The pharmacy operations at Peckenpaugh’s cease on April 24, with the inventory and customers’ files heading to Safeway.

“They come in and buy the files with the prescriptions, and they get transferred over there,” he said. “And they buy the drugs. That’s all that they’re interested in. We could have sold to any of them, Rite Aid, Walgreens, but Safeway just worked out best for us.”

The store is to remain open for a few weeks after the pharmacy closes to liquidate the remaining stock and fixtures at a discount.

“We’re going to sell everything we can,” he said.

For Strachan’s employees, the closure means early retirement for some, a job search for others.

“Everybody’s a little upset, some of them have been working here a pretty long time,” Strachan said. “The pharmacist and the tech, we’re trying to get them on at Safeway to help ease the transition for the customers.”

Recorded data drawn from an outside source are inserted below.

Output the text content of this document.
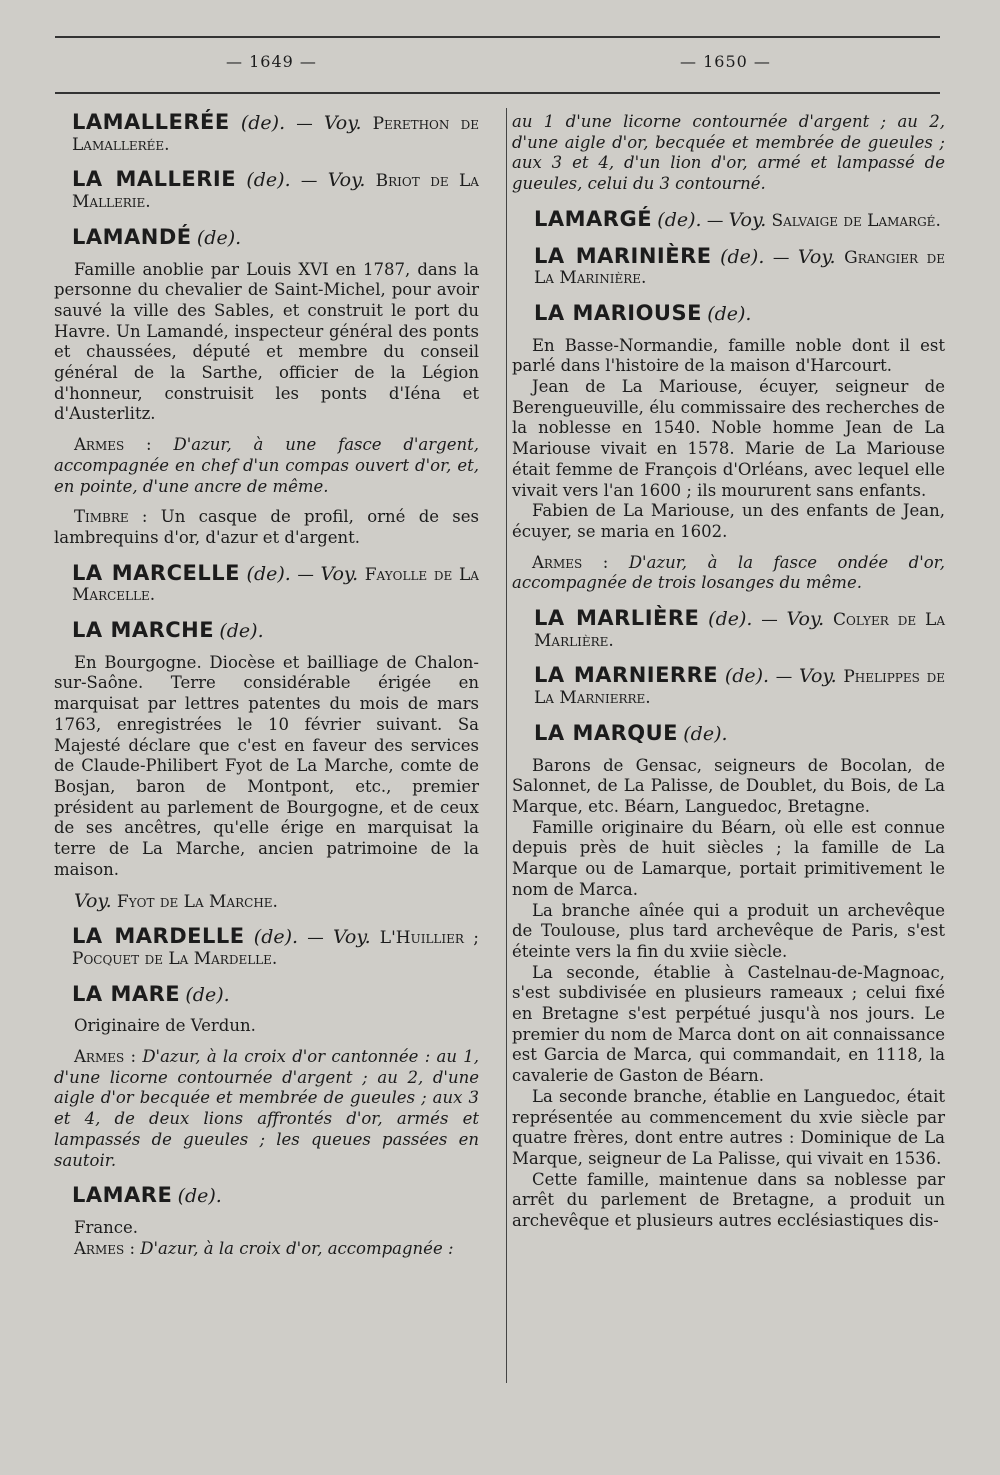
— 1649 —	— 1650 —

LAMALLERÉE (de). — Voy. Perethon de Lamallerée.

LA MALLERIE (de). — Voy. Briot de La Mallerie.

LAMANDÉ (de).

Famille anoblie par Louis XVI en 1787, dans la personne du chevalier de Saint-Michel, pour avoir sauvé la ville des Sables, et construit le port du Havre. Un Lamandé, inspecteur général des ponts et chaussées, député et membre du conseil général de la Sarthe, officier de la Légion d'honneur, construisit les ponts d'Iéna et d'Austerlitz.

Armes : D'azur, à une fasce d'argent, accompagnée en chef d'un compas ouvert d'or, et, en pointe, d'une ancre de même.

Timbre : Un casque de profil, orné de ses lambrequins d'or, d'azur et d'argent.

LA MARCELLE (de). — Voy. Fayolle de La Marcelle.

LA MARCHE (de).

En Bourgogne. Diocèse et bailliage de Chalon-sur-Saône. Terre considérable érigée en marquisat par lettres patentes du mois de mars 1763, enregistrées le 10 février suivant. Sa Majesté déclare que c'est en faveur des services de Claude-Philibert Fyot de La Marche, comte de Bosjan, baron de Montpont, etc., premier président au parlement de Bourgogne, et de ceux de ses ancêtres, qu'elle érige en marquisat la terre de La Marche, ancien patrimoine de la maison.

Voy. Fyot de La Marche.

LA MARDELLE (de). — Voy. L'Huillier ; Pocquet de La Mardelle.

LA MARE (de).

Originaire de Verdun.

Armes : D'azur, à la croix d'or cantonnée : au 1, d'une licorne contournée d'argent ; au 2, d'une aigle d'or becquée et membrée de gueules ; aux 3 et 4, de deux lions affrontés d'or, armés et lampassés de gueules ; les queues passées en sautoir.

LAMARE (de).

France.

Armes : D'azur, à la croix d'or, accompagnée :

au 1 d'une licorne contournée d'argent ; au 2, d'une aigle d'or, becquée et membrée de gueules ; aux 3 et 4, d'un lion d'or, armé et lampassé de gueules, celui du 3 contourné.

LAMARGÉ (de). — Voy. Salvaige de Lamargé.

LA MARINIÈRE (de). — Voy. Grangier de La Marinière.

LA MARIOUSE (de).

En Basse-Normandie, famille noble dont il est parlé dans l'histoire de la maison d'Harcourt.

Jean de La Mariouse, écuyer, seigneur de Berengueuville, élu commissaire des recherches de la noblesse en 1540. Noble homme Jean de La Mariouse vivait en 1578. Marie de La Mariouse était femme de François d'Orléans, avec lequel elle vivait vers l'an 1600 ; ils moururent sans enfants.

Fabien de La Mariouse, un des enfants de Jean, écuyer, se maria en 1602.

Armes : D'azur, à la fasce ondée d'or, accompagnée de trois losanges du même.

LA MARLIÈRE (de). — Voy. Colyer de La Marlière.

LA MARNIERRE (de). — Voy. Phelippes de La Marnierre.

LA MARQUE (de).

Barons de Gensac, seigneurs de Bocolan, de Salonnet, de La Palisse, de Doublet, du Bois, de La Marque, etc. Béarn, Languedoc, Bretagne.

Famille originaire du Béarn, où elle est connue depuis près de huit siècles ; la famille de La Marque ou de Lamarque, portait primitivement le nom de Marca.

La branche aînée qui a produit un archevêque de Toulouse, plus tard archevêque de Paris, s'est éteinte vers la fin du xviie siècle.

La seconde, établie à Castelnau-de-Magnoac, s'est subdivisée en plusieurs rameaux ; celui fixé en Bretagne s'est perpétué jusqu'à nos jours. Le premier du nom de Marca dont on ait connaissance est Garcia de Marca, qui commandait, en 1118, la cavalerie de Gaston de Béarn.

La seconde branche, établie en Languedoc, était représentée au commencement du xvie siècle par quatre frères, dont entre autres : Dominique de La Marque, seigneur de La Palisse, qui vivait en 1536.

Cette famille, maintenue dans sa noblesse par arrêt du parlement de Bretagne, a produit un archevêque et plusieurs autres ecclésiastiques dis-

Strachan, who signed a non-compete clause with Safeway, barring him from working as a pharmacist within five miles of the store for five years, said he’ll look for work in one of Auburn’s surrounding communities.

“I basically have to work for them or out of town,” he said.

“It’s sad,” Strachan added, looking around the pharmacy cage. “These things are dropping out of site. The industry has just put a pinch on us.”